著者の福田崇氏は愛子夫人と二人の娘とともにフィリピンの山奥に入り、東ボントクのカダクラン村の人々と共に暮らしながら聖書翻訳宣教に従事した。当時、この地域には第二次世界大戦中の日本軍による様々な苦しみの記憶と痛みを抱える人々がいた。そのような負の遺産を背負いながら、福田師家族は「楽観的に主の摂理を信頼する」をモットーとし、主と人々の前に誠実な働きを積み上げていく。そして、福音は現地のことばとなり、その神のことばは現地の人々を変えていった。

 しかし、変わったのは現地の人々だけではない。福田氏は「福音は何を変えたか」と問われたら、何よりもまず自分自身が変えられたと答えると記している。宣教は現地の人々を変えるだけでなく、宣教に携わる者たちをも変革し続ける神の活動であることを教えられる。しかし、それで終わりではない。フィリピンでの宣教活動は日本の教会を変える力をも秘めていると著者は語る。

 最終章において、著者はフィリピン宣教での経験から日本宣教の将来について語る。魚が水の中にいることに気が付かないように、日本の中だけに留まっていると気付かない事柄がある。福田師は日本の教会にはフィリピンの教会に感じる「濃さ」や「熱気」が感じられないという。その原因は信徒の自覚的な意識の差にあると分析している。
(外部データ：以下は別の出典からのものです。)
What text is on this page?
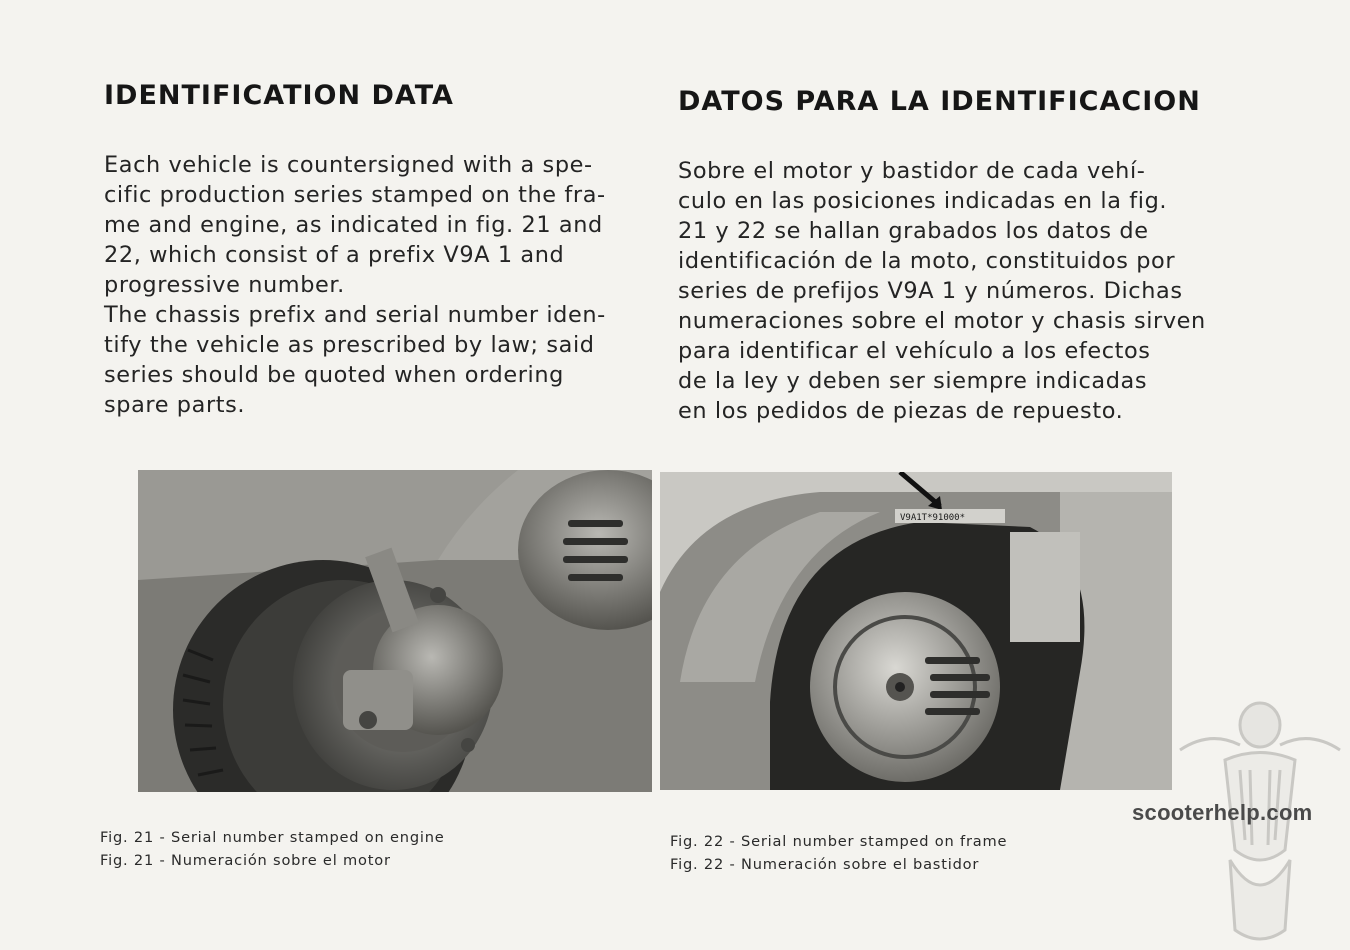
IDENTIFICATION DATA	DATOS PARA LA IDENTIFICACION

Each vehicle is countersigned with a spe-
cific production series stamped on the fra-
me and engine, as indicated in fig. 21 and
22, which consist of a prefix V9A 1 and
progressive number.

The chassis prefix and serial number iden-
tify the vehicle as prescribed by law; said
series should be quoted when ordering
spare parts.

Sobre el motor y bastidor de cada vehí-
culo en las posiciones indicadas en la fig.
21 y 22 se hallan grabados los datos de
identificación de la moto, constituidos por
series de prefijos V9A 1 y números. Dichas
numeraciones sobre el motor y chasis sirven
para identificar el vehículo a los efectos
de la ley y deben ser siempre indicadas
en los pedidos de piezas de repuesto.

V9A1T*91000*

Fig. 21 - Serial number stamped on engine
Fig. 21 - Numeración sobre el motor

Fig. 22 - Serial number stamped on frame
Fig. 22 - Numeración sobre el bastidor

scooterhelp.com
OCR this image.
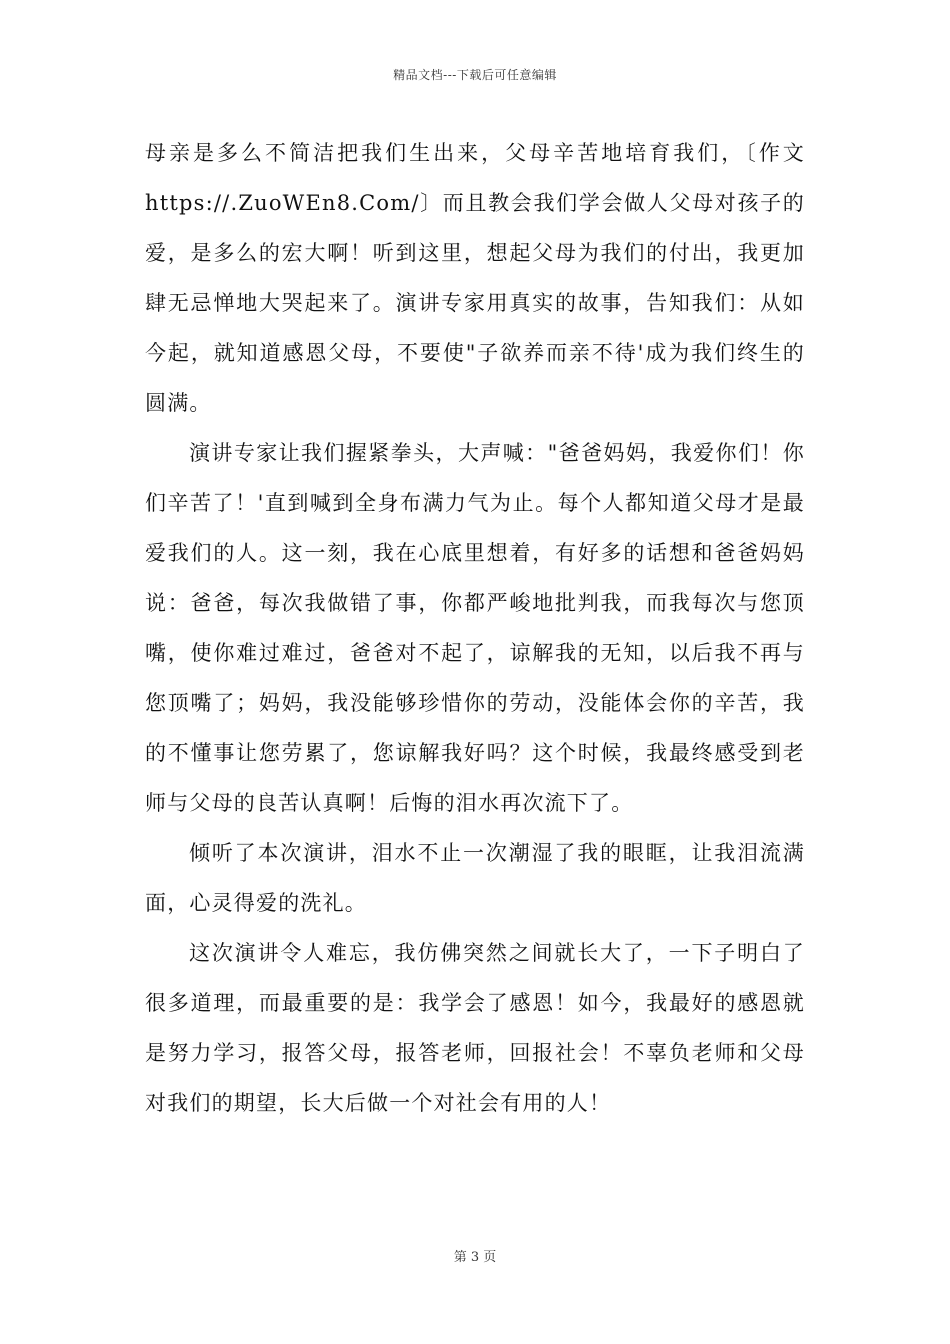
精品文档---下载后可任意编辑

母亲是多么不简洁把我们生出来，父母辛苦地培育我们，〔作文https://.ZuoWEn8.Com/〕而且教会我们学会做人父母对孩子的爱，是多么的宏大啊！听到这里，想起父母为我们的付出，我更加肆无忌惮地大哭起来了。演讲专家用真实的故事，告知我们：从如今起，就知道感恩父母，不要使"子欲养而亲不待'成为我们终生的圆满。

演讲专家让我们握紧拳头，大声喊："爸爸妈妈，我爱你们！你们辛苦了！'直到喊到全身布满力气为止。每个人都知道父母才是最爱我们的人。这一刻，我在心底里想着，有好多的话想和爸爸妈妈说：爸爸，每次我做错了事，你都严峻地批判我，而我每次与您顶嘴，使你难过难过，爸爸对不起了，谅解我的无知，以后我不再与您顶嘴了；妈妈，我没能够珍惜你的劳动，没能体会你的辛苦，我的不懂事让您劳累了，您谅解我好吗？这个时候，我最终感受到老师与父母的良苦认真啊！后悔的泪水再次流下了。

倾听了本次演讲，泪水不止一次潮湿了我的眼眶，让我泪流满面，心灵得爱的洗礼。

这次演讲令人难忘，我仿佛突然之间就长大了，一下子明白了很多道理，而最重要的是：我学会了感恩！如今，我最好的感恩就是努力学习，报答父母，报答老师，回报社会！不辜负老师和父母对我们的期望，长大后做一个对社会有用的人！

第 3 页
日本の教会はいまだ教職中心、会堂中心、プログラム中心であるが、フィリピンの教会は信徒中心の教会へと脱皮しつつあると話す。フィリピンの教会は教会文化を変えることに成功しているが、日本の教会はそれに失敗しているという指摘である。「日本の教会文化は変わらなければならい」という福田師の指摘に私たちは真摯に耳を傾けなければならない。

 本書のあとがきに「神は自らの働き人を葬りたもうも、自らの働きを継続したもうなり」という句が引用されている。本書は著者から次世代への宣教のバトンでもある。すべてのキリスト者にお勧めしたい。